Fiction→ Religious→ Christianity→ Apocalyptic/millennial
http://www.iblist.com/list.php?type=...enre&genre=455

Better yet, just watch The Seventh Sign, then The Rapture. Then find some good books to read. If you need a light and easy to read, large collection, check out Rex Stout's Nero Wolfe series. They are definitely not end-times , but they are great for passing time at work.

movielib 10-25-08 09:29 AM


Originally Posted by gfoots (Post 9027845)
Better yet, just watch The Seventh Sign, then The Rapture.

Both very good films. The latter is the better one but the former is underrated.
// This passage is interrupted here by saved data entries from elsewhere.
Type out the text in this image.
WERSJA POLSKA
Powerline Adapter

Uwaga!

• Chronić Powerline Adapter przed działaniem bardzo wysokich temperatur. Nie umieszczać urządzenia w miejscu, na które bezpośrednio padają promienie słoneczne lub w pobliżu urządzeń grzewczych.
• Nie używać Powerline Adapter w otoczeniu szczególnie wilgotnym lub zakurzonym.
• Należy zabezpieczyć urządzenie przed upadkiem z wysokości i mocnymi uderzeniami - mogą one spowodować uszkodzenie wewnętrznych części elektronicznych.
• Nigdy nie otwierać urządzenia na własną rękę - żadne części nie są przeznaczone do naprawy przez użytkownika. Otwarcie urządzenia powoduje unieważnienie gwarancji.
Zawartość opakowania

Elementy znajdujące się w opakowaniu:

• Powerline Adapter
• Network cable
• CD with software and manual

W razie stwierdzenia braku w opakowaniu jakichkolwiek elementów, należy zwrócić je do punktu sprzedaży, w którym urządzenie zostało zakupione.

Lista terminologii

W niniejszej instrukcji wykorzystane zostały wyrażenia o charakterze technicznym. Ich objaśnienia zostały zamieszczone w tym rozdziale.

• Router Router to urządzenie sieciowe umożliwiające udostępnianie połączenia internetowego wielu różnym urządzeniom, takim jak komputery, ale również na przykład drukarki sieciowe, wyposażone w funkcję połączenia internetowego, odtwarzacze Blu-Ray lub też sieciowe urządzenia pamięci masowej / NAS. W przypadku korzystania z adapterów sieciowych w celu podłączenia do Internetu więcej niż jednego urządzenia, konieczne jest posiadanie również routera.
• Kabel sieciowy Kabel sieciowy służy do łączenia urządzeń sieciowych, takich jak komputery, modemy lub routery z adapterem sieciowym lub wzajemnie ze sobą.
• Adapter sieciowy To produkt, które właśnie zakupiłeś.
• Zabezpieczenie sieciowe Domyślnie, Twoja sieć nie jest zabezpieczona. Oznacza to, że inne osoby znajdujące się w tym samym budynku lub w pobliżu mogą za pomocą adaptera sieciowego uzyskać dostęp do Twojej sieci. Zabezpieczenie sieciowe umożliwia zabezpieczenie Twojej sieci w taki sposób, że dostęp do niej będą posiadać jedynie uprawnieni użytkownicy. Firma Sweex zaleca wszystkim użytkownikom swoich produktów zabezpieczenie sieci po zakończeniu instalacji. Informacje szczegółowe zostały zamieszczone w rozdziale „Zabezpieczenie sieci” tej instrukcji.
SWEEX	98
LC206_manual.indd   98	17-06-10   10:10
As an atheist of Jewish ancestry I could not imagine subjecting myself to a single page of the Left Behind books.

Ms. M 10-30-08 02:47 PM

I actually enjoyed reading the first five books, especially the first. But I lost interest when the books got off track from the interesting cosmic drama and too bogged down in sluggishly written action scenes. And I'd agree that the series was far too long, but I'll still defend the early books as fun Christian pulp fiction.

AGuyNamedMike 10-30-08 05:17 PM

You also might give some Frank Peretti stuff a try.

MR Round 11-01-08 07:04 PM

IVe read the first 2 and part of three and I own the 13 plus the prequel #1 ive been mewaning to finish the series but I started reading Unfortunate Events and Dune so Thats eaten up a lot of my time.But from the part of the series I read I liked it.

wlj 11-05-08 12:20 PM

i read the first four -- none after that. the authors (supposedly christians) do there best to milk as much money out of the series that they can. How many did it finish with?? 13?

they make me sick. 7 books maybe 8 would have been sufficient not friggin 13.